O psicólogo reflete sobre dependência por atenção e identidade, abordando temas como vínculo-corpo, ambiente-caótico e armário-filme em seu novo livro sobre jovem gay e profundo recomeço.
Eu sempre acreditei que a minha vida era um grande drama, com personagens e cenários que pareciam sair de uma trama de filme. A verdade é que eu vivia me sentindo como um ator trágico, sempre pronto para desempenhar meu papel no mundo. Mas, na verdade, eu era apenas um personagem em um cenário mais amplo, e o drama era apenas uma parte da minha história.

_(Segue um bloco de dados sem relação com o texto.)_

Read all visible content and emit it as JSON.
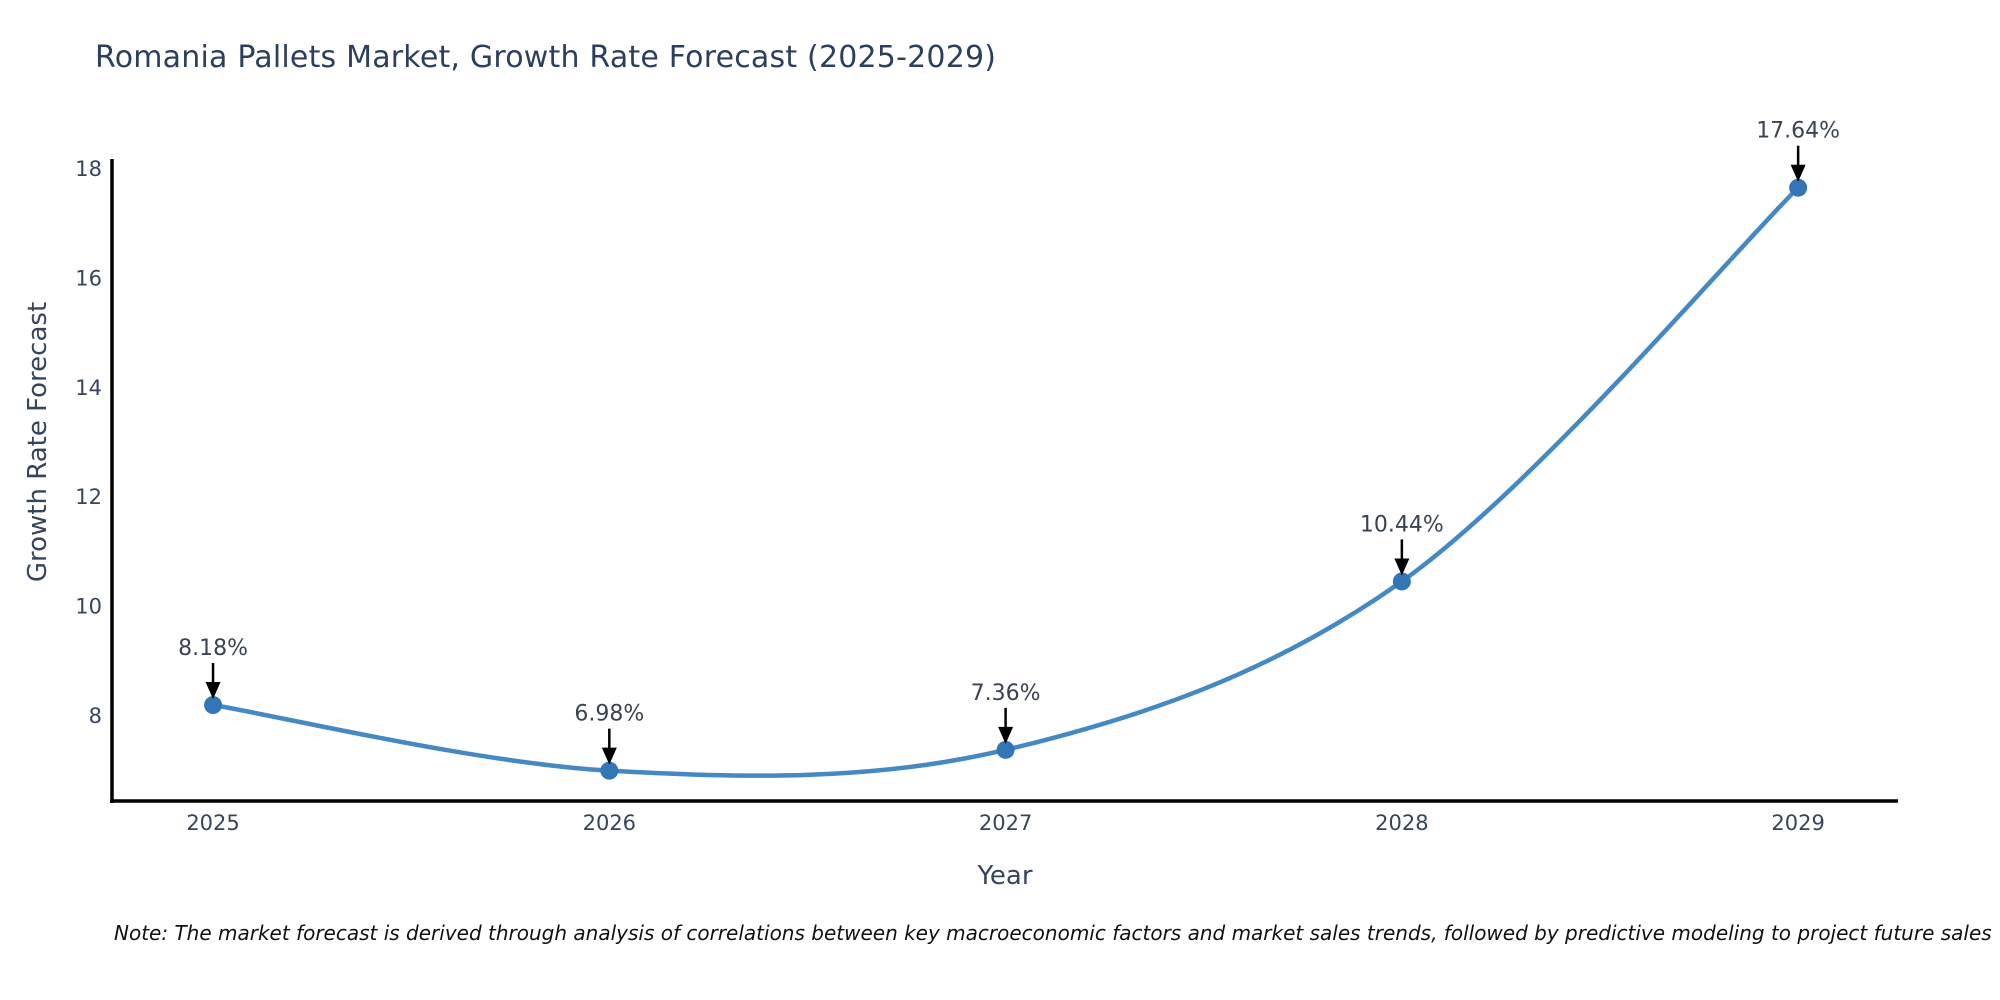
{
  "chart_data": {
    "type": "line",
    "title": "Romania Pallets Market, Growth Rate Forecast (2025-2029)",
    "xlabel": "Year",
    "ylabel": "Growth Rate Forecast",
    "x": [
      2025,
      2026,
      2027,
      2028,
      2029
    ],
    "y": [
      8.18,
      6.98,
      7.36,
      10.44,
      17.64
    ],
    "point_labels": [
      "8.18%",
      "6.98%",
      "7.36%",
      "10.44%",
      "17.64%"
    ],
    "xticks": [
      "2025",
      "2026",
      "2027",
      "2028",
      "2029"
    ],
    "yticks": [
      8,
      10,
      12,
      14,
      16,
      18
    ],
    "xlim": [
      2024.745,
      2029.252
    ],
    "ylim": [
      6.425,
      18.165
    ],
    "grid": false,
    "legend": "none",
    "line_color": "#4488c4",
    "marker_color": "#3276b5",
    "axis_color": "#000000",
    "arrow_color": "#000000",
    "note": "Note: The market forecast is derived through analysis of correlations between key macroeconomic factors and market sales trends, followed by predictive modeling to project future sales"
  }
}
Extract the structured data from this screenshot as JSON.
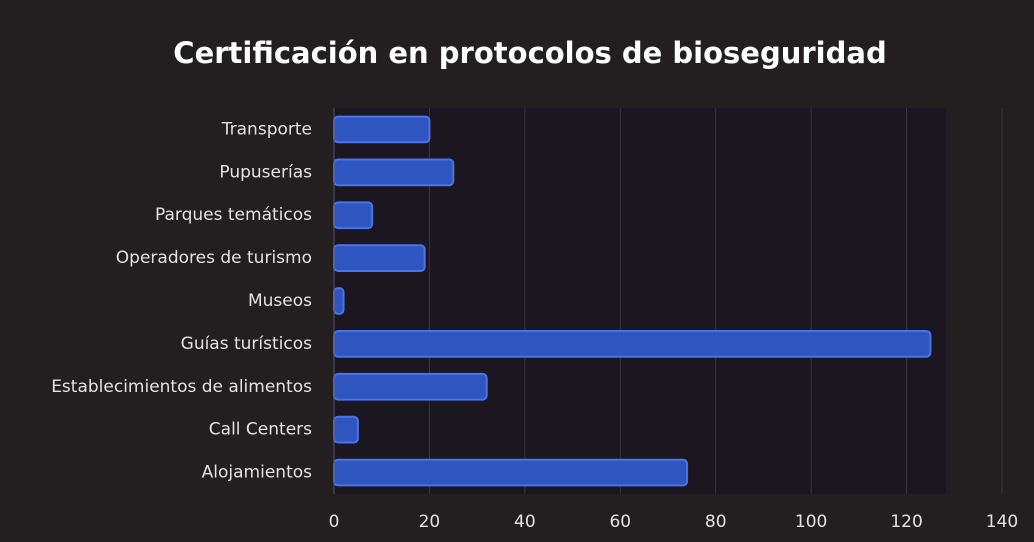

Com o tempo, eu comecei a perceber que meu drama era também um vício, um hábito que eu desenvolvia ao longo dos anos. Eu me sentia viciado em sofrer, em me sentir triste e desesperançado. Mas, ao mesmo tempo, eu sabia que era capaz de mudar, de superar o meu drama e encontrar a felicidade. A verdade é que eu estava cansado de ser o protagonista do meu próprio drama, e eu queria encontrar uma nova trama, uma nova história para ser contada. Eu estava pronto para dar um fim ao meu drama e começar uma nova página na minha vida.
Desvendando as Sombras do Drama
Eu, um jovem que sempre pareceu saber onde o drama se escondia, me pergunto: é que isso era uma escolha ou uma necessidade? Pode parecer exagerado, mas eu realmente achava que o drama era meu papel principal. E, para ser sincero, eles estavam certos. Eu precisava de situações intensas e emoções em altos e baixos para encontrar esses momentos raros de calmaria. Era como se estivesse em busca de frenesis emocionais, criando conflitos e embates em cada oportunidade, inventando drama como se fosse uma segunda natureza.
Acho que muitos acreditam que era apenas uma busca por atenção, mas a verdadeira razão era mais profunda. O drama era minha forma de sobrevivência, uma maneira de lidar com a dor e o sofrimento que sempre estiveram presentes em minha vida. Cheguei ao mundo com o pé na porta, causando danos irreparáveis, e um ambiente instável que alternava entre amor e caos. O amor era tratado como um humor subversivo, e amar e ser amado significava ser engraçado e divertido. Eu aprendi a atuar para todos verem, escondendo-me em um fantasma vagante ao longo de minha infância.
Eu me refiro a essa época como a Era do Abuso e do Vício, pois foi nela que as costelas de minha mãe foram quebradas, e eu fui hospitalizado por meses. Gerações de abuso e vício em álcool, drogas e jogo criaram um ambiente caótico em que tapas eram distribuídos tão livremente quanto abraços. O ambiente me ensinou a esperar o inesperado e a me conectar com meu corpo de maneira superficial. Amar e ser amado significavam ser engraçado e divertido, e eu aprendi a atuar para todos verem. Minha infância foi marcada por desconexão, e eu me sentia como um fantasma vagante, procurando por momentos em que sentisse ser aceitável voltar ao meu centro.
Na escola, sofri bullying por ser um jovem gay com dificuldades de aprendizado. Muitas tardes, eu ficava sozinho em um armário, sem saber para onde ir ou o que fazer. Eu me sentia preso, como se fosse uma cena de um filme adolescente, e precisava fugir. Aos 13 anos, eu fingi meu próprio suicídio, organizando meticulosamente a cena: espalhei comprimidos pelo chão, arrumei com cuidado o quarto com a garrafa d’água a centímetros dos meus dedos e escrevi uma carta de despedida. Queria punir meus pais, meus colegas da escola e meus professores, além de pedir ajuda para alguém me resgatar daquele caos e sofrimento. Estava em busca de um profundo recomeço, como se fosse reiniciar um computador que ficou doido. Passei meses entrando e saindo do hospital, inventando sempre um jeito de ser readmitido. O hospital era um refúgio para mim, um lugar onde podia ser grandioso e expressivo.
O drama se tornou minha profissão, trabalhando como ator, diretor e coreógrafo. Estava sob estresse constante, e consegui lidar com isso, mas não percebi que estava usando o estresse para prosperar. Minha tolerância para disfunção, crise e caos estava sendo levada ao limite.